Up to now, the exact pathogenesis of disc degeneration remains unknown, but the biologically mediated and mechanically induced disc degeneration is conceptualized to be a consequence of metabolic molecular changes in a dynamic structure of extracellular matrix. Molecules in the discs are continually being broken down by proteinases, such as the MMPs and aggrecanases [24, 2830]. Some increases in degradation products in the discs associated with MMP activity were observed with advancing degenerative grade [28, 31]. The balance of matrix macromolecules determines the quality and integrity of the matrix, and thus the mechanical behavior of the disc itself. The most significant biochemical change to occur in disc degeneration is the loss of proteoglycan [32]. Aggrecan is a large proteoglycan that forms macromolecular aggregates with hyaluronic acid via an interaction that is stabilized by a linker protein. Aggrecan molecules are degraded as result of the loss of glycosaminoglycans, which causes a drop in the osmotic pressure of the disc matrix and thus a loss in hydration. Several collagen types are present in the disc, and they form a fibrous network that holds cells and proteoglycans in the matrix. Type II collagen is the most abundant collagen in the disc, and its content is crucial for proper disc function [19]. It is well known that type II collagen can be degraded by MMPs. Collagenases, such as MMP-1 (collagenase 1, interstitial collagenase), MMP-8 (neutrophil collagenase), and MMP-13 (collagenase 3), appear to be of particular importance as they can cleave intact triple-helical structure of type II collagen, while MMP-3 is capable of degrading proteoglycan, fibronectin, laminin, and the nonfibrillar collagens, activating other pro-MMPs, including MMP (-1, -8, -9, and -13) [33, 34]. In addition, it is reported that calcitonin receptors are found on articular chondrocytes and that calcitonin can inhibit MMP-mediated type II collagen degradation in ex vivo articular cartilage explants [9]. In addition, it was reported that sCT can increase the synthesis of proteoglycans and collagen type II, and decrease proteolytic and metalloproteinase activities [8, 9]. Our study showed that the mechanism of sCT protection against OVX-induced disc degeneration is via the effective inhibition of MMP-1, MMP-3, and MMP-13 expressions while sustaining aggrecan and type II collagen expressions.

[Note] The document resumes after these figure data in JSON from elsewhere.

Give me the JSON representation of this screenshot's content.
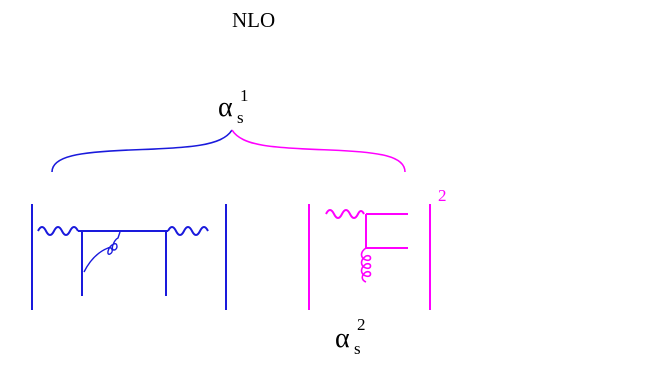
{
  "title": "NLO",
  "coupling_top": {
    "symbol": "α",
    "subscript": "s",
    "power": "1"
  },
  "coupling_bottom": {
    "symbol": "α",
    "subscript": "s",
    "power": "2"
  },
  "squared_exponent": "2",
  "colors": {
    "left_diagram": "#1a1adc",
    "right_diagram": "#ff00ff"
  }
}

There are some limitations of this study that should be taken into consideration. The nucleus pulposus of rats is populated with notochordal cells, which are not observed in the human intervertebral disc. However, the rat IDD model has been commonly used in many basic studies. Rats have been used as models in the study of IDD, in particular the mechanics of the intervertebral disc in relation to human IDD. Previous studies have shown that annulus injury can induce significant and progressive biochemical and molecular changes in the murine intervertebral disc. These studies have implied that the process of IDD induced by annulus puncture shares some similarities with human IDD. Another limitation is that the degenerative induction in this study is not physiologic, because the intervertebral discs of the rat are not affected with weight bearing. However, OVX is a simple and technically easy method of inducing IDD. This method is frequently used in many studies and can lead to IDD [3, 6]. Consequently, estrogen deficiency and long-term experimental duration applied to the rat lumbar intervertebral disc in this study produced morphological, biochemical, and structural changes representative of mild degeneration, as well as accelerate degenerative changes in very specific manners that may interact with other risk factors of degeneration, including nutrition, genetics, and aging.

In conclusion, this study sheds new light on the preventive effects of sCT on IDD, clearly showing that sCT can slow the progression of disc degeneration. The underlying mechanisms might be related to preservation of the structural integrity and function of the vertebrae, which is essential for maintaining disc function. sCT also affects extracellular matrix metabolism by modulating the expressions of MMPs, aggrecan and type I/II collagen to protect the disc from degeneration. While sCT may not be able to restore disc degeneration, it should be able to retard its progression and thus delay the need for more aggressive surgical intervention.